Anaplastic thyroid cancer (ATC) is one of the most aggressive human malignancies, with no effective treatment currently available. Previously, we identified agents active against ATC cells, both in vitro and in vivo, using quantitative high-throughput screening of 3282 clinically approved drugs and small molecules. Here, we report that combining two of these active agents, carfilzomib, a second-generation proteasome inhibitor, and CUDC-101, a histone deacetylase and multi-kinase inhibitor, results in increased, synergistic activity in ATC cells. The combination of carfilzomib and CUDC-101 synergistically inhibited cellular proliferation and caused cell death in multiple ATC cell lines harboring various driver mutations observed in human ATC tumors. This increased anti-ATC effect was associated with a synergistically enhanced G2/M cell cycle arrest and increased caspase 3/7 activity induced by the drug combination. Mechanistically, treatment with carfilzomib and CUDC-101 increased p21 expression and poly (ADP-ribose) polymerase protein cleavage. Our results suggest that combining carfilzomib and CUDC-101 would offer an effective therapeutic strategy to treat ATC.
CUDC-101, a Novel Inhibitor of Full-Length Androgen Receptor (flAR) and Androgen Receptor Variant 7 (AR-V7) Activity: Mechanism of Action and In Vivo Efficacy.[Pubmed:26957440]

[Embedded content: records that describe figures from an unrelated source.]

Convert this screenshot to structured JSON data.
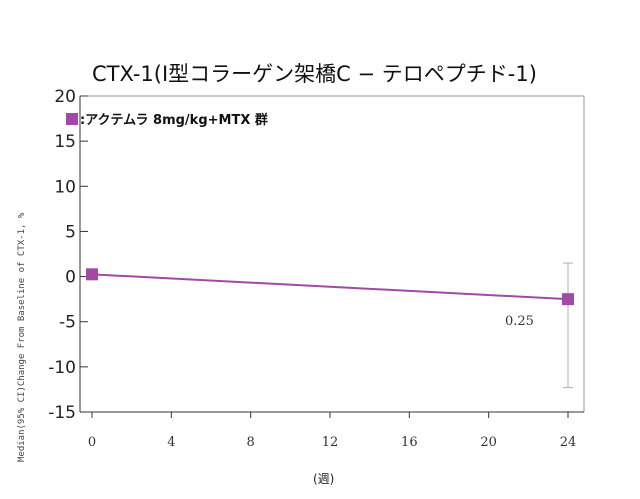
{
  "chart_data": {
    "type": "line",
    "title": "CTX-1(Ⅰ型コラーゲン架橋C − テロペプチド-1)",
    "ylabel": "Median(95% CI)Change From Baseline of CTX-1, %",
    "xlabel": "(週)",
    "x_ticks": [
      0,
      4,
      8,
      12,
      16,
      20,
      24
    ],
    "y_ticks": [
      20,
      15,
      10,
      5,
      0,
      -5,
      -10,
      -15
    ],
    "xlim": [
      0,
      24
    ],
    "ylim": [
      -15,
      20
    ],
    "grid": false,
    "legend_position": "top-left",
    "series": [
      {
        "name": ":アクテムラ 8mg/kg+MTX 群",
        "color": "#a04aa6",
        "x": [
          0,
          24
        ],
        "y": [
          0.25,
          -2.5
        ],
        "ci_upper": [
          null,
          1.5
        ],
        "ci_lower": [
          null,
          -12.3
        ]
      }
    ],
    "annotations": [
      {
        "text": "0.25"
      }
    ]
  }
}
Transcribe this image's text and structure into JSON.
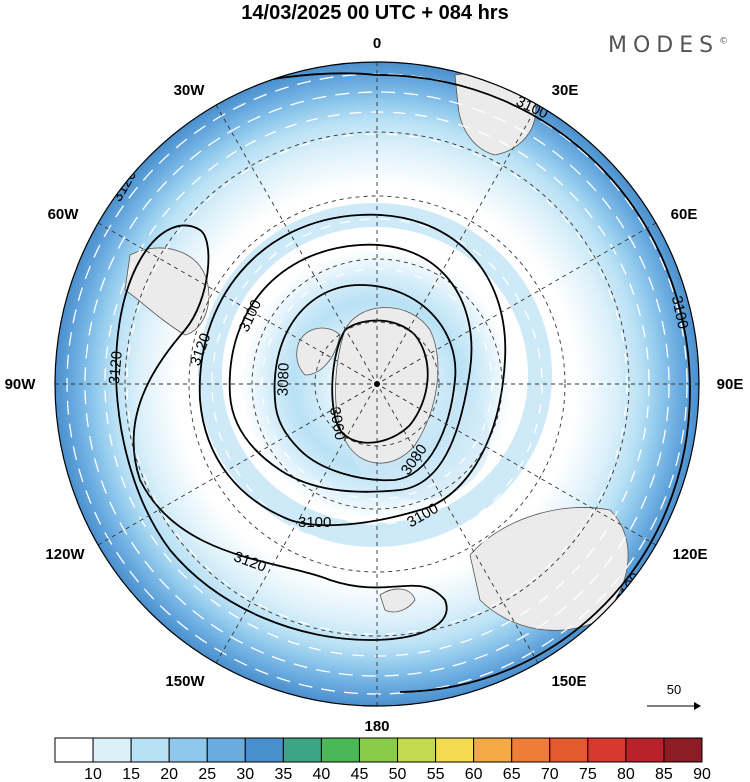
{
  "header": {
    "title": "14/03/2025  00 UTC  + 084 hrs",
    "brand": "MODES",
    "brand_mark": "©"
  },
  "map": {
    "longitude_labels": [
      "0",
      "30E",
      "60E",
      "90E",
      "120E",
      "150E",
      "180",
      "150W",
      "120W",
      "90W",
      "60W",
      "30W"
    ],
    "contour_labels": [
      "3060",
      "3080",
      "3080",
      "3100",
      "3100",
      "3100",
      "3100",
      "3100",
      "3100",
      "3120",
      "3120",
      "3120",
      "3120"
    ],
    "vector_reference": "50"
  },
  "colorbar": {
    "values": [
      "10",
      "15",
      "20",
      "25",
      "30",
      "35",
      "40",
      "45",
      "50",
      "55",
      "60",
      "65",
      "70",
      "75",
      "80",
      "85",
      "90"
    ],
    "colors": [
      "#ffffff",
      "#dcf0fa",
      "#b9e1f5",
      "#8fc8ec",
      "#6aabe0",
      "#4a8fcd",
      "#3ba584",
      "#4ab856",
      "#8acb4c",
      "#c3d94f",
      "#f5db52",
      "#f3aa45",
      "#ee7d37",
      "#e35a2f",
      "#d63a2c",
      "#b8232b",
      "#8e1c24"
    ]
  }
}
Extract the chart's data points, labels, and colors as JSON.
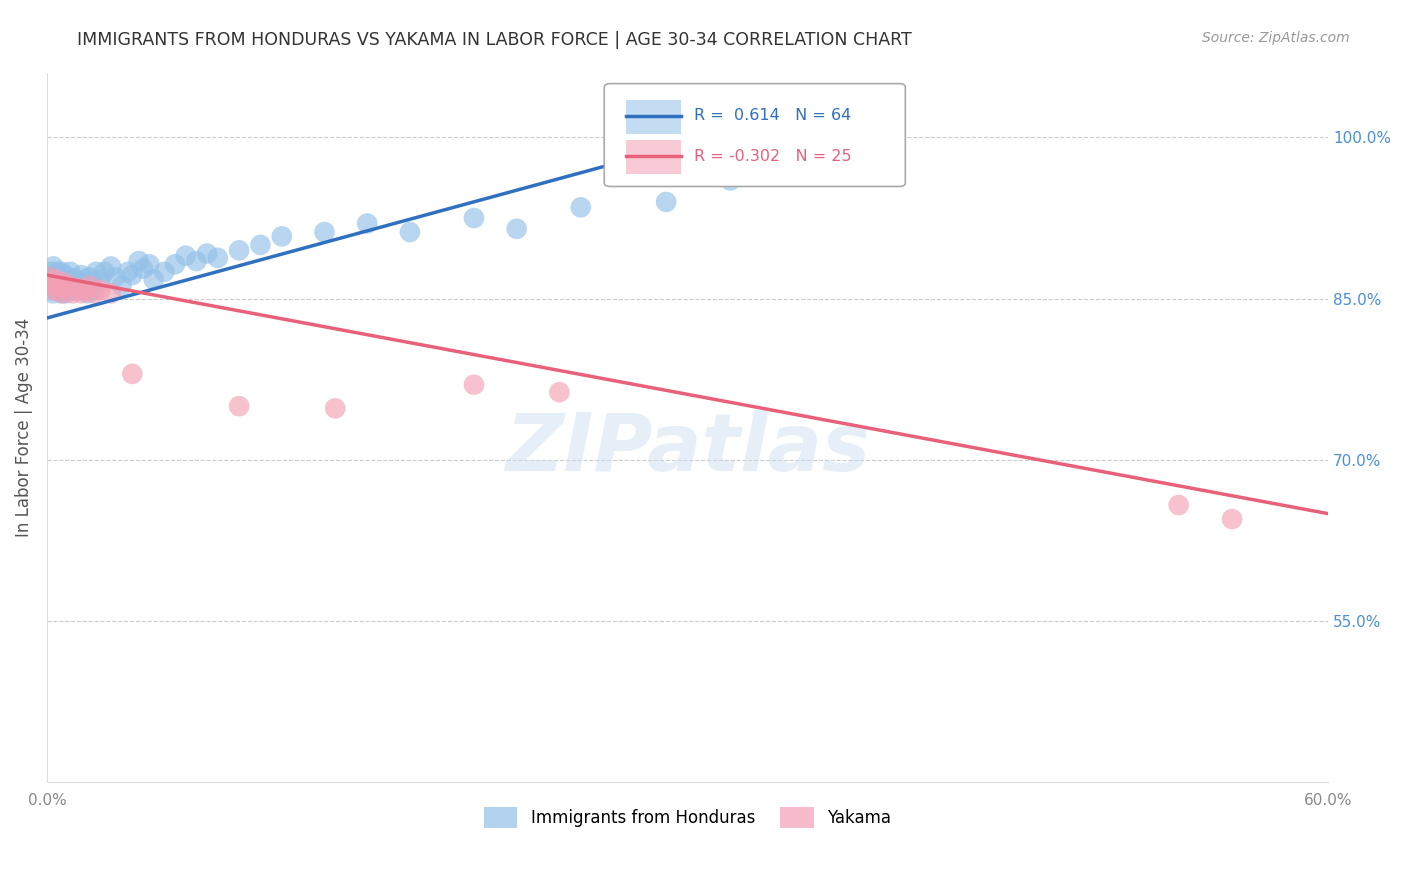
{
  "title": "IMMIGRANTS FROM HONDURAS VS YAKAMA IN LABOR FORCE | AGE 30-34 CORRELATION CHART",
  "source": "Source: ZipAtlas.com",
  "ylabel": "In Labor Force | Age 30-34",
  "xlim": [
    0.0,
    0.6
  ],
  "ylim": [
    0.4,
    1.06
  ],
  "xtick_positions": [
    0.0,
    0.1,
    0.2,
    0.3,
    0.4,
    0.5,
    0.6
  ],
  "xticklabels": [
    "0.0%",
    "",
    "",
    "",
    "",
    "",
    "60.0%"
  ],
  "ytick_positions": [
    0.55,
    0.7,
    0.85,
    1.0
  ],
  "ytick_labels": [
    "55.0%",
    "70.0%",
    "85.0%",
    "100.0%"
  ],
  "blue_R": 0.614,
  "blue_N": 64,
  "pink_R": -0.302,
  "pink_N": 25,
  "blue_color": "#92C0E8",
  "pink_color": "#F4A0B5",
  "blue_line_color": "#3070C0",
  "pink_line_color": "#E8607A",
  "watermark": "ZIPatlas",
  "blue_line_x0": 0.0,
  "blue_line_y0": 0.832,
  "blue_line_x1": 0.32,
  "blue_line_y1": 1.005,
  "pink_line_x0": 0.0,
  "pink_line_y0": 0.872,
  "pink_line_x1": 0.6,
  "pink_line_y1": 0.65,
  "blue_x": [
    0.001,
    0.002,
    0.002,
    0.003,
    0.003,
    0.003,
    0.004,
    0.004,
    0.004,
    0.005,
    0.005,
    0.005,
    0.006,
    0.006,
    0.007,
    0.007,
    0.007,
    0.008,
    0.008,
    0.009,
    0.009,
    0.01,
    0.01,
    0.011,
    0.012,
    0.013,
    0.014,
    0.015,
    0.016,
    0.017,
    0.018,
    0.019,
    0.02,
    0.021,
    0.022,
    0.023,
    0.025,
    0.027,
    0.03,
    0.032,
    0.035,
    0.038,
    0.04,
    0.043,
    0.045,
    0.048,
    0.05,
    0.055,
    0.06,
    0.065,
    0.07,
    0.075,
    0.08,
    0.09,
    0.1,
    0.11,
    0.13,
    0.15,
    0.17,
    0.2,
    0.22,
    0.25,
    0.29,
    0.32
  ],
  "blue_y": [
    0.87,
    0.862,
    0.875,
    0.855,
    0.868,
    0.88,
    0.862,
    0.872,
    0.858,
    0.865,
    0.875,
    0.858,
    0.87,
    0.862,
    0.868,
    0.855,
    0.875,
    0.86,
    0.872,
    0.865,
    0.855,
    0.87,
    0.858,
    0.875,
    0.862,
    0.868,
    0.858,
    0.865,
    0.872,
    0.86,
    0.868,
    0.855,
    0.87,
    0.862,
    0.858,
    0.875,
    0.868,
    0.875,
    0.88,
    0.87,
    0.862,
    0.875,
    0.872,
    0.885,
    0.878,
    0.882,
    0.868,
    0.875,
    0.882,
    0.89,
    0.885,
    0.892,
    0.888,
    0.895,
    0.9,
    0.908,
    0.912,
    0.92,
    0.912,
    0.925,
    0.915,
    0.935,
    0.94,
    0.96
  ],
  "pink_x": [
    0.001,
    0.002,
    0.003,
    0.004,
    0.005,
    0.006,
    0.007,
    0.008,
    0.01,
    0.012,
    0.014,
    0.016,
    0.018,
    0.02,
    0.022,
    0.025,
    0.03,
    0.04,
    0.09,
    0.135,
    0.2,
    0.24,
    0.005,
    0.53,
    0.555
  ],
  "pink_y": [
    0.87,
    0.862,
    0.858,
    0.868,
    0.862,
    0.858,
    0.855,
    0.865,
    0.862,
    0.855,
    0.86,
    0.855,
    0.858,
    0.862,
    0.855,
    0.858,
    0.855,
    0.78,
    0.75,
    0.748,
    0.77,
    0.763,
    0.862,
    0.658,
    0.645
  ]
}
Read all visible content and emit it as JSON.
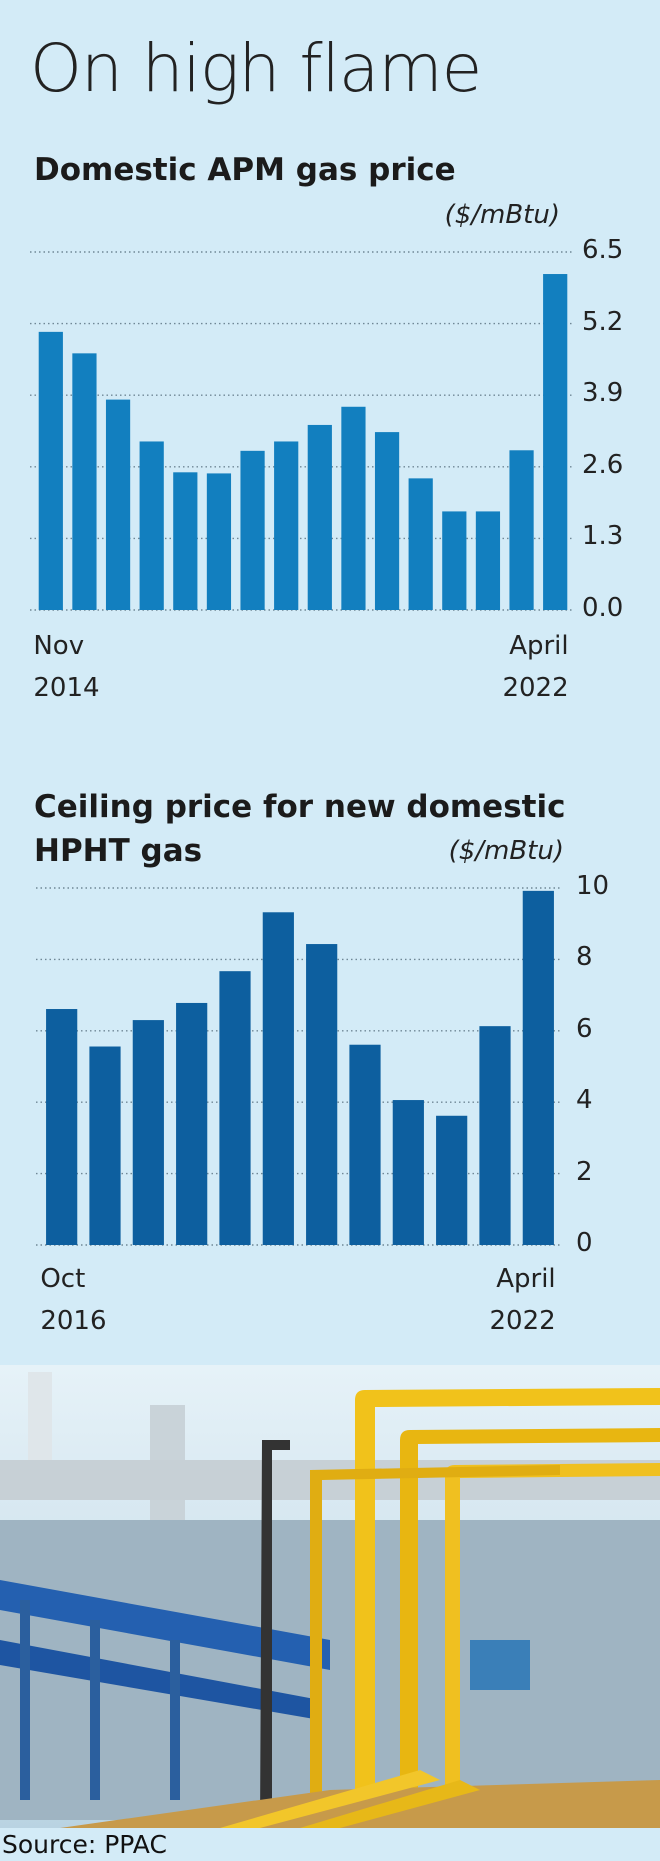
{
  "title": "On high flame",
  "source": "Source: PPAC",
  "chart_data": [
    {
      "type": "bar",
      "title": "Domestic APM gas price",
      "unit": "($/mBtu)",
      "categories": [
        "Nov 2014",
        null,
        null,
        null,
        null,
        null,
        null,
        null,
        null,
        null,
        null,
        null,
        null,
        null,
        null,
        "April 2022"
      ],
      "values": [
        5.05,
        4.66,
        3.82,
        3.06,
        2.5,
        2.48,
        2.89,
        3.06,
        3.36,
        3.69,
        3.23,
        2.39,
        1.79,
        1.79,
        2.9,
        6.1
      ],
      "color": "#127fbf",
      "ylim": [
        0,
        6.5
      ],
      "yticks": [
        {
          "value": 0,
          "label": "0.0"
        },
        1.3,
        2.6,
        3.9,
        5.2,
        6.5
      ],
      "grid": true
    },
    {
      "type": "bar",
      "title": "Ceiling price for new domestic HPHT gas",
      "unit": "($/mBtu)",
      "categories": [
        "Oct 2016",
        null,
        null,
        null,
        null,
        null,
        null,
        null,
        null,
        null,
        null,
        "April 2022"
      ],
      "values": [
        6.61,
        5.56,
        6.3,
        6.78,
        7.67,
        9.32,
        8.43,
        5.61,
        4.06,
        3.62,
        6.13,
        9.92
      ],
      "color": "#0d5f9f",
      "ylim": [
        0,
        10
      ],
      "yticks": [
        0,
        2,
        4,
        6,
        8,
        10
      ],
      "grid": true
    }
  ]
}
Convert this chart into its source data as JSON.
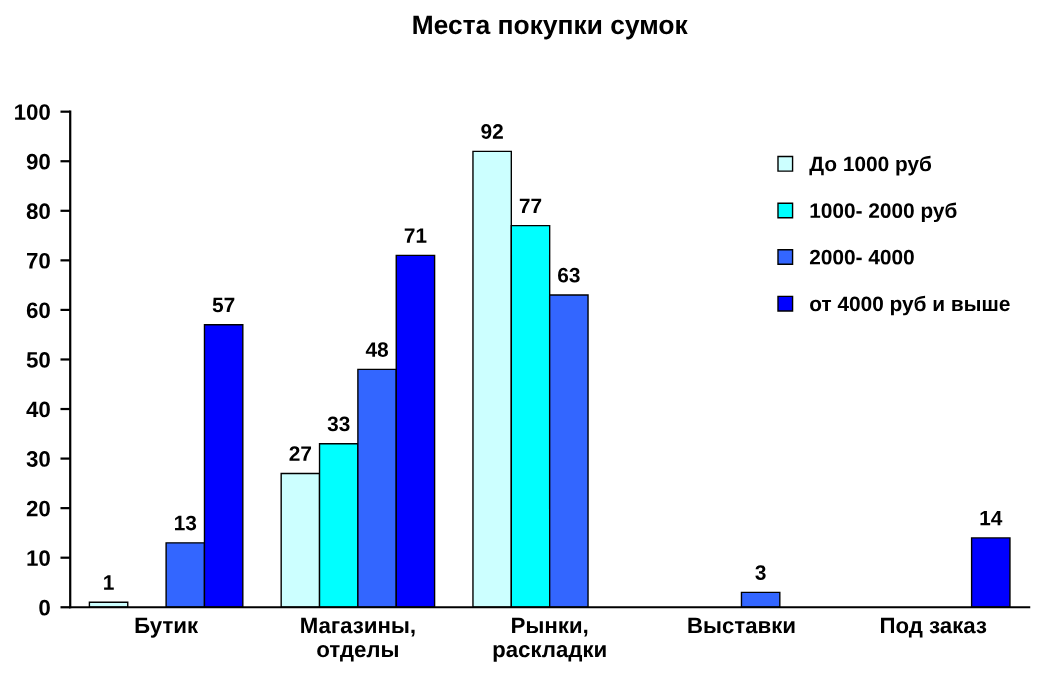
{
  "chart_data": {
    "type": "bar",
    "title": "Места покупки сумок",
    "categories": [
      "Бутик",
      "Магазины,\nотделы",
      "Рынки,\nраскладки",
      "Выставки",
      "Под заказ"
    ],
    "series": [
      {
        "name": "До 1000 руб",
        "color": "#ccffff",
        "values": [
          1,
          27,
          92,
          null,
          null
        ]
      },
      {
        "name": "1000- 2000 руб",
        "color": "#00ffff",
        "values": [
          null,
          33,
          77,
          null,
          null
        ]
      },
      {
        "name": "2000- 4000",
        "color": "#3366ff",
        "values": [
          13,
          48,
          63,
          3,
          null
        ]
      },
      {
        "name": "от 4000 руб и выше",
        "color": "#0000ff",
        "values": [
          57,
          71,
          null,
          null,
          14
        ]
      }
    ],
    "ylim": [
      0,
      100
    ],
    "yticks": [
      0,
      10,
      20,
      30,
      40,
      50,
      60,
      70,
      80,
      90,
      100
    ],
    "data_labels": true,
    "grid": false,
    "legend": "right"
  }
}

Horm Cancer. 2016 Jun;7(3):196-210.
Castration-resistant prostate cancer (CRPC) is an androgen receptor (AR)-dependent disease expected to cause the death of more than 27,000 Americans in 2015. There are only a few available treatments for CRPC, making the discovery of new drugs an urgent need. We report that CUDC-101 (an inhibitor od HER2/NEU, EGFR and HDAC) inhibits both the full length AR (flAR) and the AR variant AR-V7. This observation prompted experiments to discover which of the known activities of CUDC-101 is responsible for the inhibition of flAR/AR-V7 signaling. We used pharmacologic and genetic approaches, and found that the effect of CUDC-101 on flAR and AR-V7 was duplicated only by other HDAC inhibitors, or by silencing the HDAC isoforms HDAC5 and HDAC10. We observed that CUDC-101 treatment or AR-V7 silencing by RNAi equally reduced transcription of the AR-V7 target gene, PSA, without affecting viability of 22Rv1 cells. However, when cellular proliferation was used as an end point, CUDC-101 was more effective than AR-V7 silencing, raising the prospect that CUDC-101 has additional targets beside AR-V7. In support of this, we found that CUDC-101 increased the expression of the cyclin-dependent kinase inhibitor p21, and decreased that of the oncogene HER2/NEU. To determine if CUDC-101 reduces growth in a xenograft model of prostate cancer, this drug was given for 14 days to castrated male SCID mice inoculated with 22Rv1 cells. Compared to vehicle, CUDC-101 reduced xenograft growth in a statistically significant way, and without macroscopic side effects. These studies demonstrate that CUDC-101 inhibits wtAR and AR-V7 activity and growth of 22Rv1 cells in vitro and in vivo. These effects result from the ability of CUDC-101 to target not only HDAC signaling, which was associated with decreased flAR and AR-V7 activity, but multiple additional oncogenic pathways. These observations raise the possibility that treatment of CRPC may be achieved by using similarly multi-targeted approaches.